Scientists are problem solvers. There are technological advancements that happened by chance and those that happened because of research. Regardless of how much effort is invested in coming up with an answer, these answers are always a means to a goal, solutions to a problem.
NoSQL databases were created in response to the requirement to overcome certain limitations of relational databases. These limitations usually come as a result of the need to break free of the tight table schema of relational databases.
A major advantage of NoSQL databases is their performance and scalability. They are typically quick to process the data stored. Finally, another limitation overcome with NoSQL is the variety of data types that can be stored.
What are document-based databases?
A document-based database, aka a document store, stores information within CML, YAML, JSON or binary documents such as BSON. To organize these documents in one whole, there is a specific key assigned to each document. This characteristic makes document stores similar to key-value stores.
Even though document stores do not have a unified schema, they are usually organized in order to easily use and eventually analyze data. This means they are structured, to an extent. Seeing that each object is commonly stored in a single document, there is no need for defining relationships between documents.
These documents are in no way similar to tables of a relational database; they do not have a set number of fields, slots, etc. and there are no empty spaces -- the missing info is simply omitted rather than there being an empty slot left for it. Data can be added, edited, removed and queried.
The keys assigned to each document are unique identifiers required to access data within the database, usually a path, string or Uniform Resource Identifier. IDs tend to be indexed in the database to speed up data retrieval.
The content of documents within a document store is classified using metadata. Due to this feature, the database "understands" what class of information it holds -- whether a field contains addresses, phone numbers or social security numbers, for example. For improved efficiency and user experience, document stores have query language, which allows querying documents based on the metadata or the content of the document. This allows you to retrieve all documents which contain the same value within a certain field.
- SQL: Table, Row, Column, Primary key, Index, View, Nested table or object, Array
- MongoDB: Collection, Document, Field, ObjectId, Index, View, Embedded document, Array
One of the top priorities in any business is making the most of the time and resources given, increasing overall efficiency. Selecting the right database based on its purpose and the type of data collected is a crucial step. The following features of a document store could make it the right choice for you:
- Flexibility. Document stores have the famous advantage of all NoSQL databases, which is a flexible structure. As mentioned previously, documents of one database do not require consistency. They do not have to be of the same type, nor do they have to be structured the same.
- Easy to update. Any new piece of information, when added to a relational database, has to be added to all data sets to maintain the unified structure within a table of a relational database. With document stores, you can add new pieces of information easily without having to add them to all existing data sets.

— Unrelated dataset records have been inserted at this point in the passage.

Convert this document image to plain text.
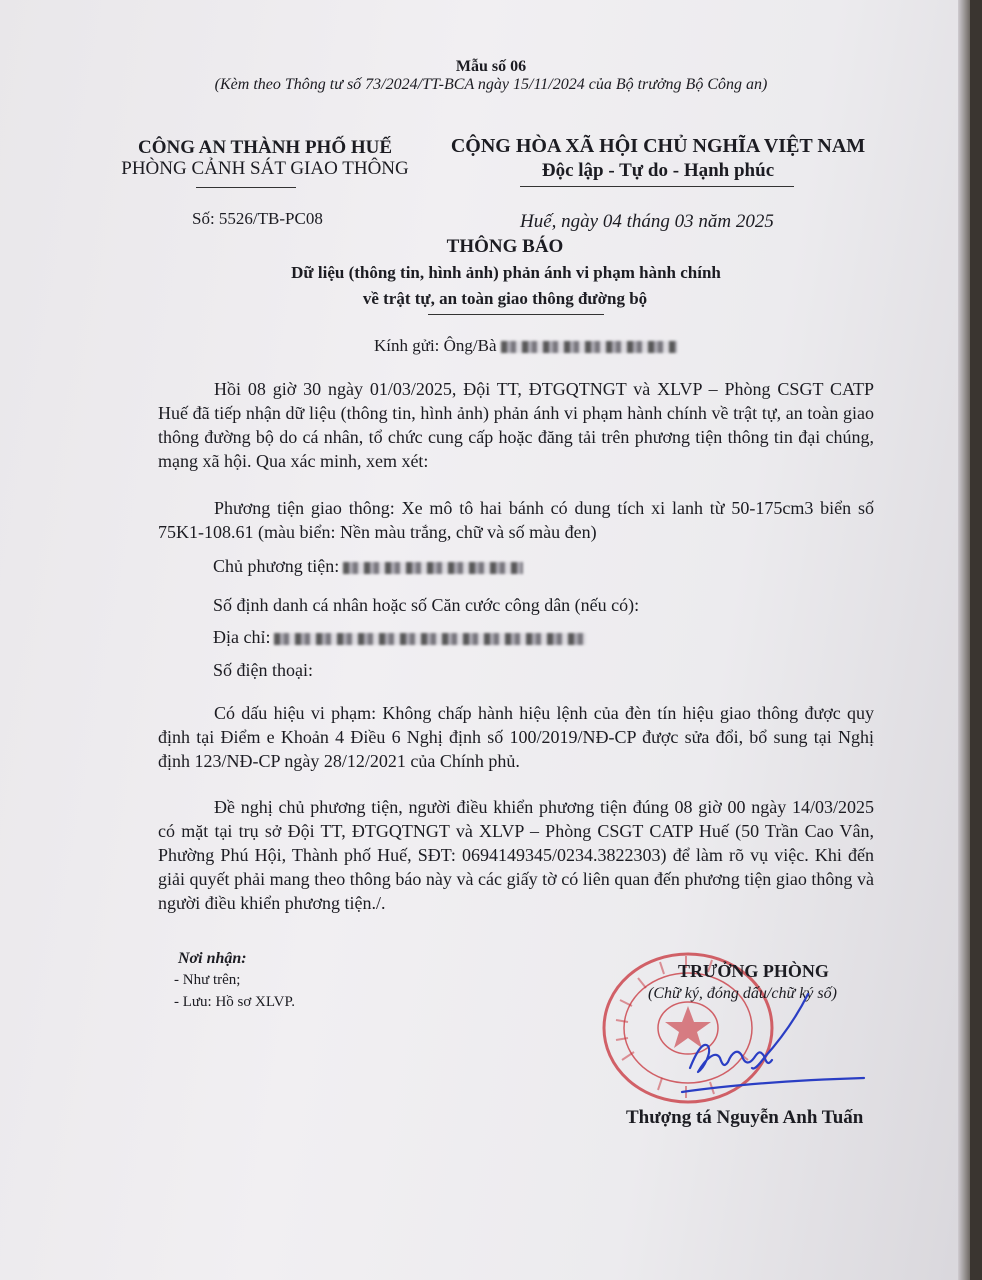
Mẫu số 06
(Kèm theo Thông tư số 73/2024/TT-BCA ngày 15/11/2024 của Bộ trưởng Bộ Công an)
CÔNG AN THÀNH PHỐ HUẾ
PHÒNG CẢNH SÁT GIAO THÔNG
CỘNG HÒA XÃ HỘI CHỦ NGHĨA VIỆT NAM
Độc lập - Tự do - Hạnh phúc
Số: 5526/TB-PC08	Huế, ngày 04 tháng 03 năm 2025
THÔNG BÁO
Dữ liệu (thông tin, hình ảnh) phản ánh vi phạm hành chính
về trật tự, an toàn giao thông đường bộ
Kính gửi: Ông/Bà
Hồi 08 giờ 30 ngày 01/03/2025, Đội TT, ĐTGQTNGT và XLVP – Phòng CSGT CATP Huế đã tiếp nhận dữ liệu (thông tin, hình ảnh) phản ánh vi phạm hành chính về trật tự, an toàn giao thông đường bộ do cá nhân, tổ chức cung cấp hoặc đăng tải trên phương tiện thông tin đại chúng, mạng xã hội. Qua xác minh, xem xét:
Phương tiện giao thông: Xe mô tô hai bánh có dung tích xi lanh từ 50-175cm3 biển số 75K1-108.61 (màu biển: Nền màu trắng, chữ và số màu đen)
Chủ phương tiện:
Số định danh cá nhân hoặc số Căn cước công dân (nếu có):
Địa chỉ:
Số điện thoại:
Có dấu hiệu vi phạm: Không chấp hành hiệu lệnh của đèn tín hiệu giao thông được quy định tại Điểm e Khoản 4 Điều 6 Nghị định số 100/2019/NĐ-CP được sửa đổi, bổ sung tại Nghị định 123/NĐ-CP ngày 28/12/2021 của Chính phủ.
Đề nghị chủ phương tiện, người điều khiển phương tiện đúng 08 giờ 00 ngày 14/03/2025 có mặt tại trụ sở Đội TT, ĐTGQTNGT và XLVP – Phòng CSGT CATP Huế (50 Trần Cao Vân, Phường Phú Hội, Thành phố Huế, SĐT: 0694149345/0234.3822303) để làm rõ vụ việc. Khi đến giải quyết phải mang theo thông báo này và các giấy tờ có liên quan đến phương tiện giao thông và người điều khiển phương tiện./.
Nơi nhận:
- Như trên;
- Lưu: Hồ sơ XLVP.
TRƯỞNG PHÒNG
(Chữ ký, đóng dấu/chữ ký số)
Thượng tá Nguyễn Anh Tuấn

- Improved performance. Rather than pulling data from multiple related tables, you can find everything you need within one document. With everything kept in a single location, it is much faster to reach and retrieve the data.
Regardless of the size of a database, by virtue of being only semistructured, NoSQL databases are simple when compared to relational databases. If you jeopardize the simplicity of a document store, you will also jeopardize the previously mentioned improved performance. You can create references between documents of a document store by interlinking them, but doing so can create complex systems and deprive you of fast performance.
If you have a large-volume database and you would like to create a network of mutually referenced data, you are better off finding a way of mapping it and fitting it into a relational database.
Use cases of document-based databases
A document store is an easy way to store and retrieve information contained within documents and pertaining to a single object. For this reason, this type of database is convenient for user profiles where you have information about a single user and the user chooses what to provide and how to do it.
Similarly, to certain other NoSQL database types, it is also convenient for content management and user-generated content such as blogs.
Most popular document-based databases
Some of the most popular document stores are already mentioned in this article. Others include MongoDB Atlas, Amazon DynamoDB, Google Cloud Firestore and Couchbase Server.
All NoSQL databases have something in common. They are usually designed to fit specific purposes and accommodate requests that a relational database would have a hard time fulfilling. You can now make the most of your data by not having to spend time placing it in a table of a relational database and mapping out the relationships between the tables. Simply store it from the existing data source and extract it most efficiently.